143 patients who have undergo a single design condylar restricted knee system revision of the TKA (n=119) or complex primary TKA (n=24) have been re-entered. The average follow-up was 11.8 years. The Kaplan-Meier survival estimates, together with the Cox multivariate Regression analysis, were used to examine implant survival to discover risk factors of failure. Oxford knee score was used to determine function (OKS).

--The implant survival was 86.4% after five, 85.5% after ten and 79.8% at 15 years.

--A reduced implant survivorship was found in males (HR 5.16), smokers (HR 6.53) and in obese patients (HR 2.26).

--Patients who underwent primary TKA had a higher revision-free implant survivorship compared to revision TKA at 15 years (100% vs. 76%).

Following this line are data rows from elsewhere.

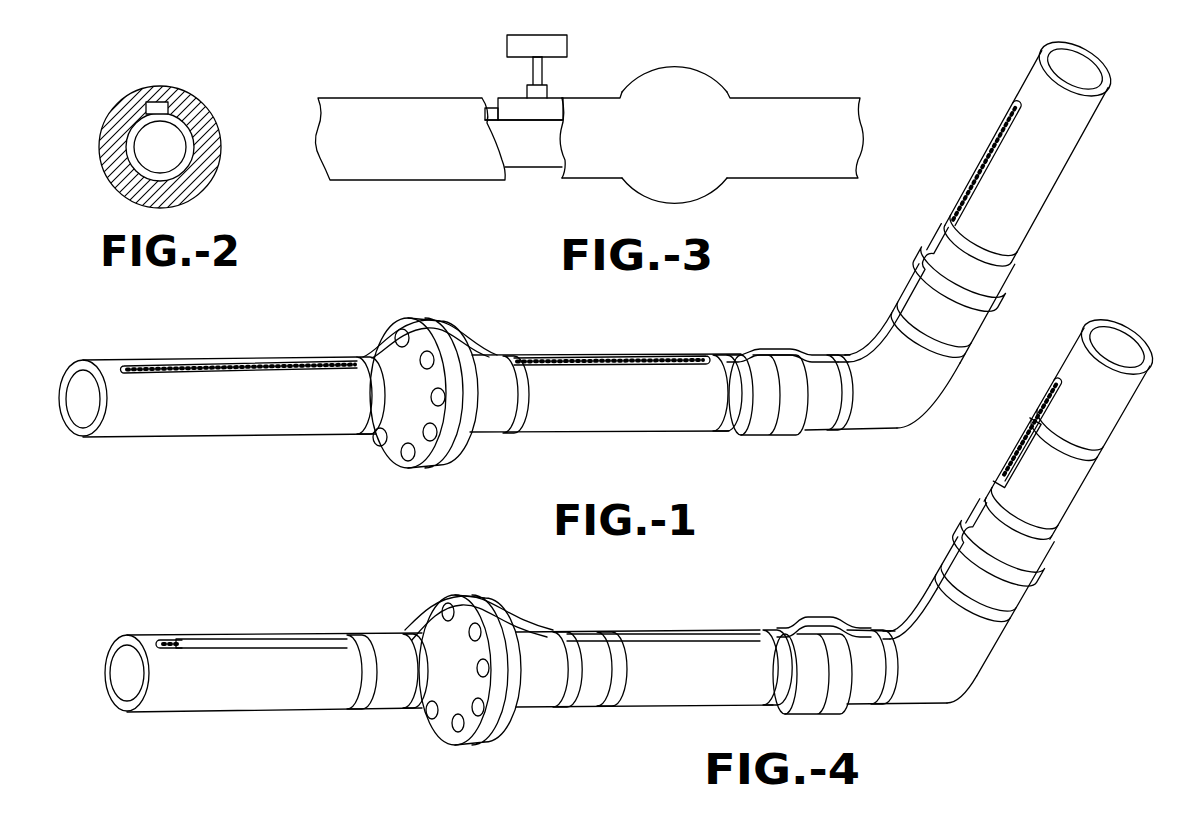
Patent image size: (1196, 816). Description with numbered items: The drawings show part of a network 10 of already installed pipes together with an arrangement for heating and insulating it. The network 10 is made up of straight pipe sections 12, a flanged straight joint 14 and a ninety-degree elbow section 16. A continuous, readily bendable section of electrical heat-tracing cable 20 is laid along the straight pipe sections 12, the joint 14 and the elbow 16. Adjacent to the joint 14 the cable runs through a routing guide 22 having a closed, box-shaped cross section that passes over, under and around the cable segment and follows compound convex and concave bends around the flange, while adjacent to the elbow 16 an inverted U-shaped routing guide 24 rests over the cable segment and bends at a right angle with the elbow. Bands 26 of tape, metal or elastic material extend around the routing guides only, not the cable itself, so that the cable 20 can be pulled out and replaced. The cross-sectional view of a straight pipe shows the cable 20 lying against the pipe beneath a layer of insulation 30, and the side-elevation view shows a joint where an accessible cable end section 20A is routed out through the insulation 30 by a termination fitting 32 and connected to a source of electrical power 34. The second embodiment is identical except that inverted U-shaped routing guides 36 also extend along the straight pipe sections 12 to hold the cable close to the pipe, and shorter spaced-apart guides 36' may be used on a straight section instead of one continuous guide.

In FIG. 1, the network 10 is at (131, 504).
In FIG. 2, the straight pipe section 12 is at (112, 154).
In FIG. 3, the straight pipe section 12 is at (520, 172).
In FIG. 1, the straight pipe section 12 is at (153, 420).
In FIG. 4, the straight pipe section 12 is at (195, 700).
In FIG. 1, the straight joint 14 is at (460, 445).
In FIG. 4, the straight joint 14 is at (470, 670).
In FIG. 1, the elbow section 16 is at (866, 410).
In FIG. 4, the elbow section 16 is at (954, 683).
In FIG. 2, the electrical heat-tracing cable 20 is at (196, 97).
In FIG. 3, the electrical heat-tracing cable 20 is at (491, 108).
In FIG. 1, the electrical heat-tracing cable 20 is at (290, 370).
In FIG. 4, the electrical heat-tracing cable 20 is at (170, 652).
In FIG. 3, the accessible cable end section 20A is at (532, 66).
In FIG. 1, the routing guide 22 is at (383, 345).
In FIG. 4, the routing guide 22 is at (513, 600).
In FIG. 1, the routing guide 24 is at (862, 345).
In FIG. 4, the routing guide 24 is at (918, 623).
In FIG. 1, the bands 26 is at (368, 432).
In FIG. 4, the bands 26 is at (350, 702).
In FIG. 2, the insulation layer 30 is at (161, 93).
In FIG. 3, the insulation layer 30 is at (700, 185).
In FIG. 3, the termination fitting 32 is at (560, 96).
In FIG. 3, the source of electrical power 34 is at (568, 42).
In FIG. 4, the routing guide 36 is at (468, 668).
In FIG. 4, the routing guide 36' is at (1012, 431).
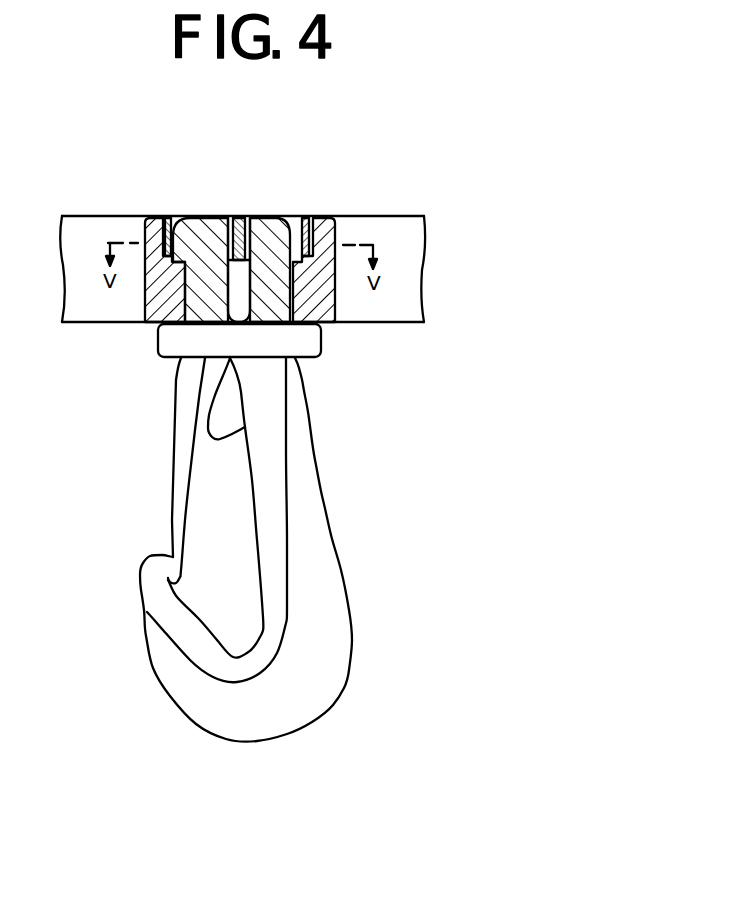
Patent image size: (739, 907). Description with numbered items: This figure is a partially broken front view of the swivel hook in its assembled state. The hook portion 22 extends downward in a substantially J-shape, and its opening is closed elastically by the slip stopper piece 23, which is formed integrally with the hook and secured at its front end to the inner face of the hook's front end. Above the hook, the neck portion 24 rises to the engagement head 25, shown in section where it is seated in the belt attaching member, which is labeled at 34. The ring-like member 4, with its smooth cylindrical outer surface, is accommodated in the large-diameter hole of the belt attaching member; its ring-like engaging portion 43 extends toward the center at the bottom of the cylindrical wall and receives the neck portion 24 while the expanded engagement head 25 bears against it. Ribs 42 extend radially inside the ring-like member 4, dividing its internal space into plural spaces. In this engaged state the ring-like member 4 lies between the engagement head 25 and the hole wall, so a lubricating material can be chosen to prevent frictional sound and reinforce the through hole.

The ring-like member 4 is at (169, 208).
The ribs 42 is at (240, 215).
The engagement head 25 is at (277, 236).
The ring-like engaging portion 43 is at (299, 250).
The neck portion 24 is at (286, 296).
The panel 34 is at (366, 322).
The slip stopper piece 23 is at (177, 484).
The hook portion 22 is at (300, 712).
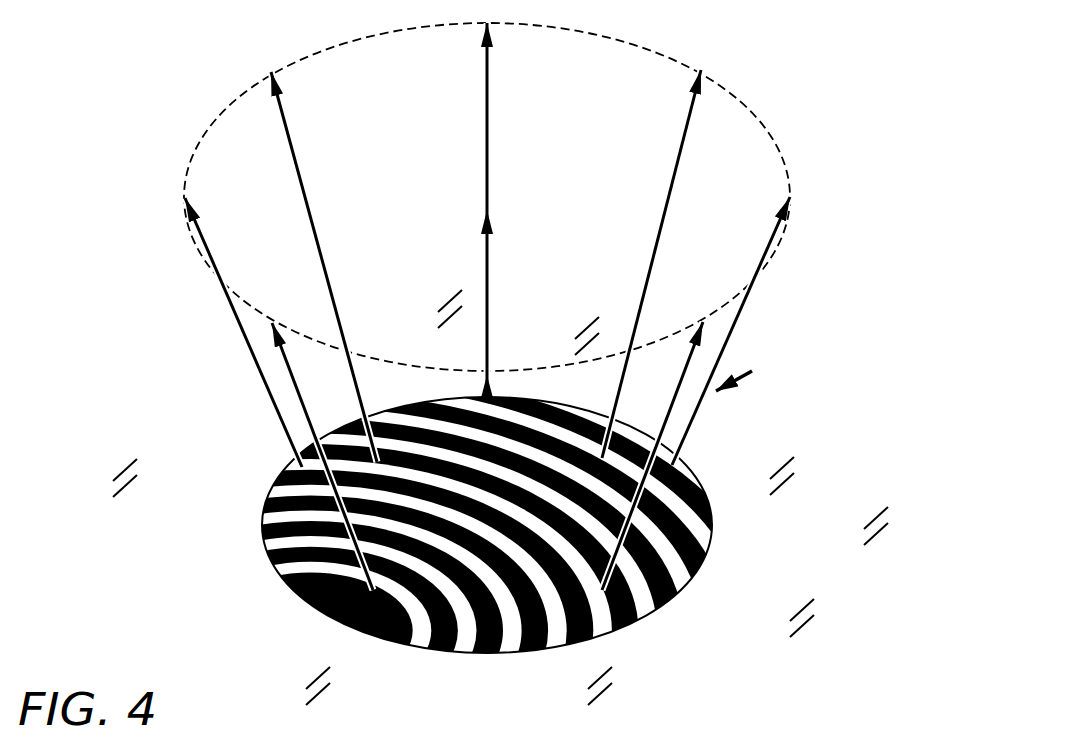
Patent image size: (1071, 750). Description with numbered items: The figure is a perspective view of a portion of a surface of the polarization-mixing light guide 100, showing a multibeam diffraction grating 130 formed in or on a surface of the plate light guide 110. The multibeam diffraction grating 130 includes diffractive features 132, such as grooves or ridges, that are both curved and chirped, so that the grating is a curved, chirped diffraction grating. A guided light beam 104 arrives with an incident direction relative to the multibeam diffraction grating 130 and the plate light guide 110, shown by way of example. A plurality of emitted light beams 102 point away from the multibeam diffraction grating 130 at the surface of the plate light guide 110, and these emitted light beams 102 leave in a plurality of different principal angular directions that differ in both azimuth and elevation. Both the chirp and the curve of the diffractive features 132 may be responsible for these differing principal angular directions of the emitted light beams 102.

The polarization-mixing light guide 100 is at (815, 106).
The emitted light beams 102 is at (492, 88).
The guided light beam 104 is at (750, 373).
The plate light guide 110 is at (805, 588).
The multibeam diffraction grating 130 is at (264, 466).
The diffractive features 132 is at (638, 613).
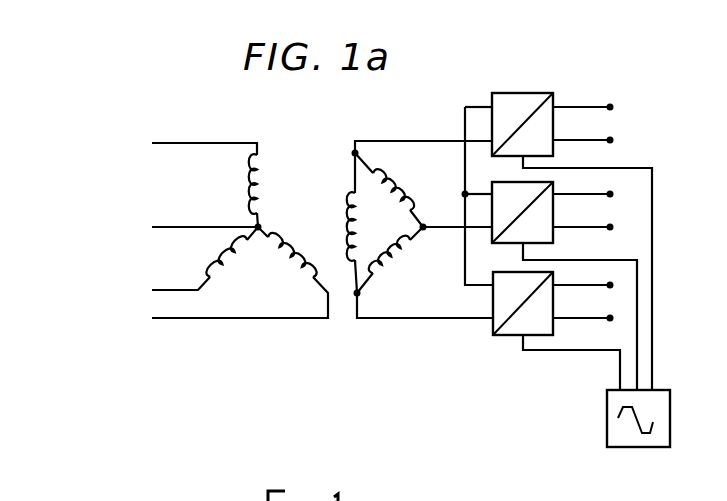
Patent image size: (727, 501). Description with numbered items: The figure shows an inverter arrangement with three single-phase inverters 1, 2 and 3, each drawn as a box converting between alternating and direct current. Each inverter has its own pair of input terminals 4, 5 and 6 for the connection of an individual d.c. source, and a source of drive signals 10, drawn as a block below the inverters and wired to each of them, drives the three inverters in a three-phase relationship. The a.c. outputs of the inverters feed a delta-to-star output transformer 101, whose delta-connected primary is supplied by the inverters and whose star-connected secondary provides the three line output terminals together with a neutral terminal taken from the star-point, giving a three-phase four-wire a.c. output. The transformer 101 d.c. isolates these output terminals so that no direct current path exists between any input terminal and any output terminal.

The delta-to-star output transformer 101 is at (322, 193).
The single-phase inverter 1 is at (501, 80).
The single-phase inverter 2 is at (501, 177).
The single-phase inverter 3 is at (501, 267).
The input terminals 4 is at (606, 137).
The input terminals 5 is at (606, 224).
The input terminals 6 is at (606, 315).
The source of drive signals 10 is at (643, 452).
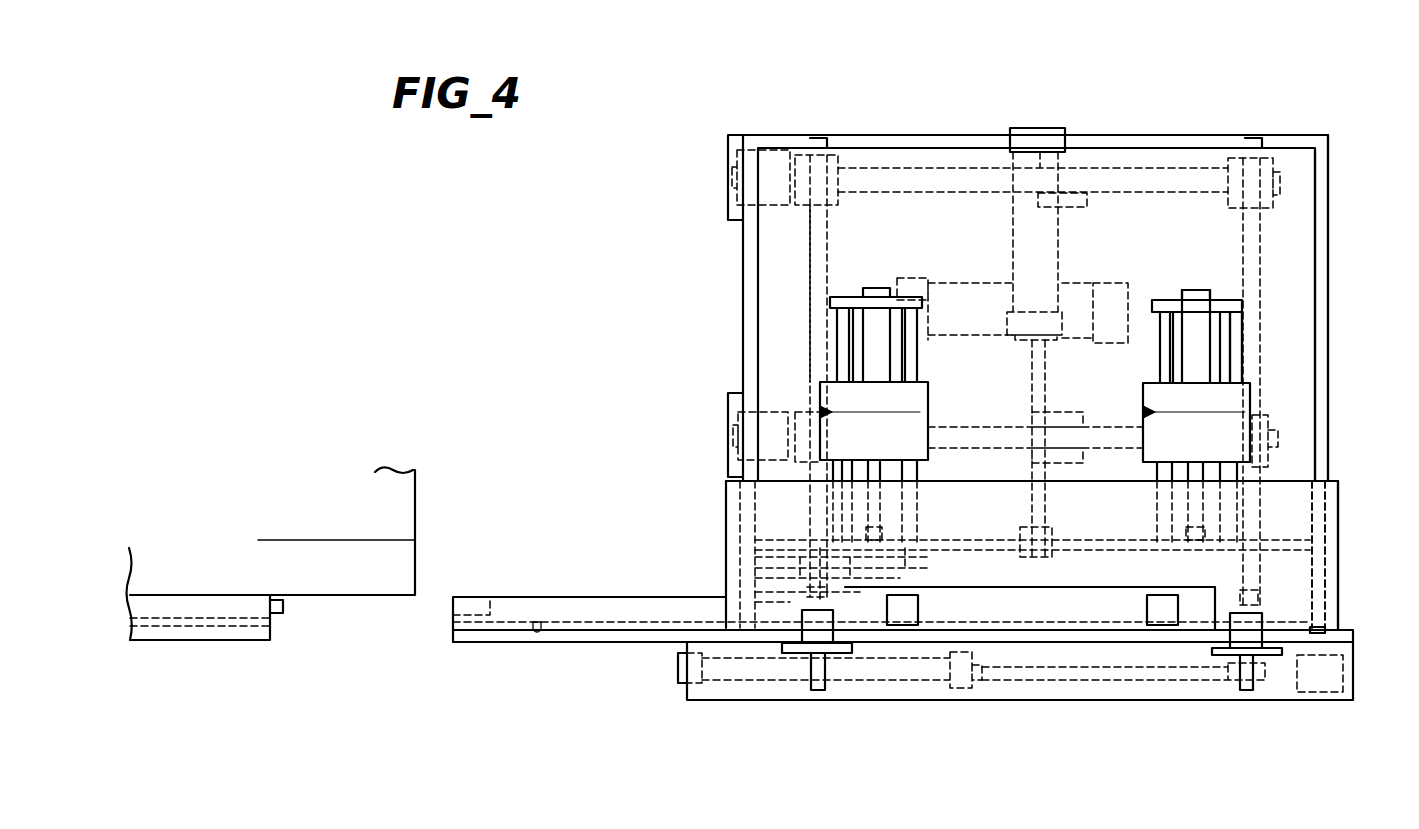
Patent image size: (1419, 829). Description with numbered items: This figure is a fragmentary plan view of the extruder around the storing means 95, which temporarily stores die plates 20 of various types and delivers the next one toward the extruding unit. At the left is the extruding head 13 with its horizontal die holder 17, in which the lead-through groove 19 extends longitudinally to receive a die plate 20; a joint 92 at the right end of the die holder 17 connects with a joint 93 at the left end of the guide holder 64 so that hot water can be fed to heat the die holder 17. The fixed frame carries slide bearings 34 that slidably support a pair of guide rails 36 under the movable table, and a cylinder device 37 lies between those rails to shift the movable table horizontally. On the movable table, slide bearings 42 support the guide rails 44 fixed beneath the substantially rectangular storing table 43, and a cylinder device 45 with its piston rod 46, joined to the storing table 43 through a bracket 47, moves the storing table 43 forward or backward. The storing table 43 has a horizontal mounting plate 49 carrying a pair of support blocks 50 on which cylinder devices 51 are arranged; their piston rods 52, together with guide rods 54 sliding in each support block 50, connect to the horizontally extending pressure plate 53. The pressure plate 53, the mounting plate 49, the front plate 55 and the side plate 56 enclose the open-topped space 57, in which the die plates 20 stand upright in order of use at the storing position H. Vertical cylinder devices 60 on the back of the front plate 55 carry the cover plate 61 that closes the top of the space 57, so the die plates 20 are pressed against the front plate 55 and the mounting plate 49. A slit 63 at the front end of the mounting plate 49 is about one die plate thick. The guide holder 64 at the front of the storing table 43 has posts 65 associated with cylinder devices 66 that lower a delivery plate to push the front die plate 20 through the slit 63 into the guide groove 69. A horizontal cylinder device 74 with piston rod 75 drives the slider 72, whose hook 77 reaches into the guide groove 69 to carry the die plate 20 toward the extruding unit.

The extruding head 13 is at (410, 470).
The die holder 17 is at (232, 598).
The lead-through groove 19 is at (222, 640).
The joint 92 is at (283, 607).
The joint 93 is at (492, 601).
The guide groove 69 is at (540, 622).
The guide holder 64 is at (625, 600).
The die plate 20 is at (755, 570).
The storing position H is at (790, 525).
The slide bearings 34 is at (775, 150).
The slide bearings 42 is at (836, 153).
The guide rails 36 is at (922, 168).
The storing means 95 is at (1130, 132).
The storing table 43 is at (1278, 132).
The guide rails 44 is at (828, 290).
The cylinder device 37 is at (948, 283).
The cylinder device 45 is at (1058, 285).
The cylinder devices 51 is at (1196, 300).
The guide rods 54 is at (1228, 336).
The side plate 56 is at (750, 333).
The mounting plate 49 is at (1285, 346).
The piston rod 46 is at (1045, 385).
The support blocks 50 is at (1160, 402).
The cover plate 61 is at (1295, 490).
The pressure plate 53 is at (1088, 542).
The bracket 47 is at (1050, 555).
The piston rods 52 is at (1196, 525).
The space 57 is at (1300, 577).
The hook 77 is at (1320, 620).
The front plate 55 is at (1353, 635).
The cylinder devices 60 is at (920, 606).
The cylinder devices 66 is at (802, 630).
The posts 65 is at (830, 668).
The cylinder device 74 is at (915, 682).
The piston rod 75 is at (1045, 680).
The slit 63 is at (1118, 630).
The slider 72 is at (1320, 693).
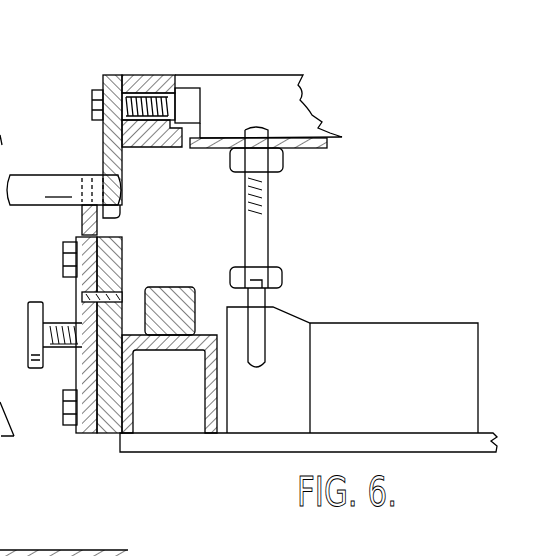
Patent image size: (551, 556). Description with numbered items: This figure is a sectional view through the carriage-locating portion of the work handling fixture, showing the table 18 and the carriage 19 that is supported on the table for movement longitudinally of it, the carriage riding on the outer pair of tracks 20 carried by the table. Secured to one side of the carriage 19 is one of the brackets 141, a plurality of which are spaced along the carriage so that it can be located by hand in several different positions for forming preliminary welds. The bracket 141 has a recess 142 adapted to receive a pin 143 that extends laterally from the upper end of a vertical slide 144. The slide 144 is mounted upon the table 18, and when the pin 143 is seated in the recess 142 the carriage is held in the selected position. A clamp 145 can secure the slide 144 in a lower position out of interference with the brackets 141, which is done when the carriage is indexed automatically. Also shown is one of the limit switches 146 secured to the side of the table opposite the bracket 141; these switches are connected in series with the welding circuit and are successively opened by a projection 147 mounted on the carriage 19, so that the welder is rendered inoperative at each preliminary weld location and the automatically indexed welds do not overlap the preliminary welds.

The table 18 is at (197, 418).
The carriage 19 is at (287, 99).
The outer pair of tracks 20 is at (186, 288).
The bracket 141 is at (110, 130).
The recess 142 is at (122, 213).
The pin 143 is at (52, 188).
The vertical slide 144 is at (82, 370).
The clamp 145 is at (42, 300).
The limit switch 146 is at (392, 335).
The projection 147 is at (260, 273).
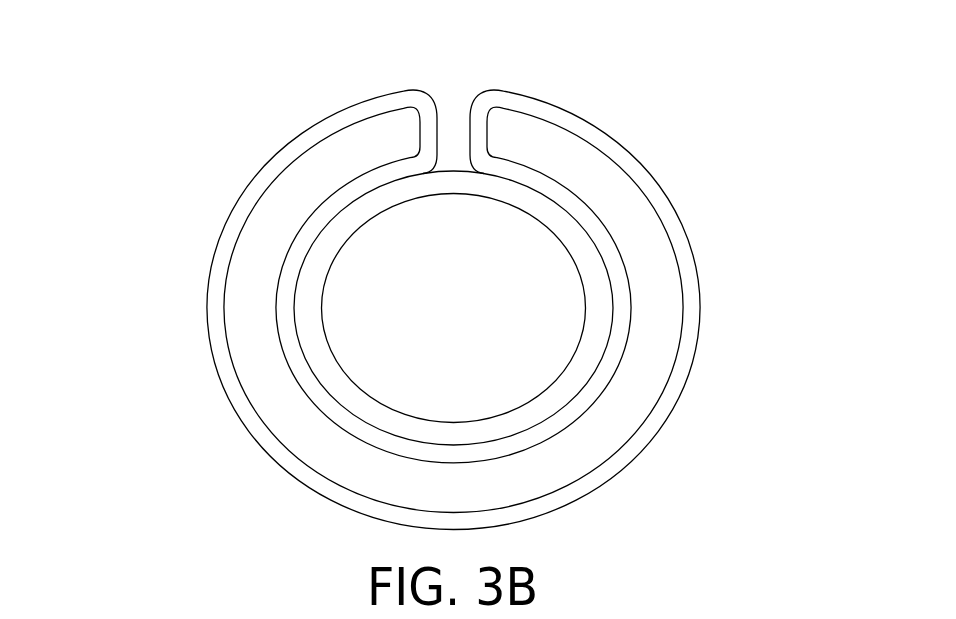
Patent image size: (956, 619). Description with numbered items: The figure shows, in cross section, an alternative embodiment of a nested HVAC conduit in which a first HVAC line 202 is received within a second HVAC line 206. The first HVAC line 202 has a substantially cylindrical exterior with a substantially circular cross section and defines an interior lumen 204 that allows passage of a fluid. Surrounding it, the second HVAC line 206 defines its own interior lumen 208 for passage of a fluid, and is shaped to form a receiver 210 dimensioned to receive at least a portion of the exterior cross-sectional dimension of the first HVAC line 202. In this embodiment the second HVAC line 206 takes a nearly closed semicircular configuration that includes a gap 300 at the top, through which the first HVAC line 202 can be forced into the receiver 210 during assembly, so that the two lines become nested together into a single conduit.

--The main cause for re-revision was infection in 10% of all revision TKA performed with the CCK design included, while no case was revised for instability.

The median OKS was 39 (IQR 35–44) in 102 patients available for long-term functional outcome.

Finally, when used in primary TKA, the CCK implants are connected to excellent long-term survival; nevertheless, when employed during the TKA revolution, the survival was poorer. The risk of revision is greater for males, smokers, obese and patients. Although instability and aseptic loosening have not been so frequent, infection remains a major issue.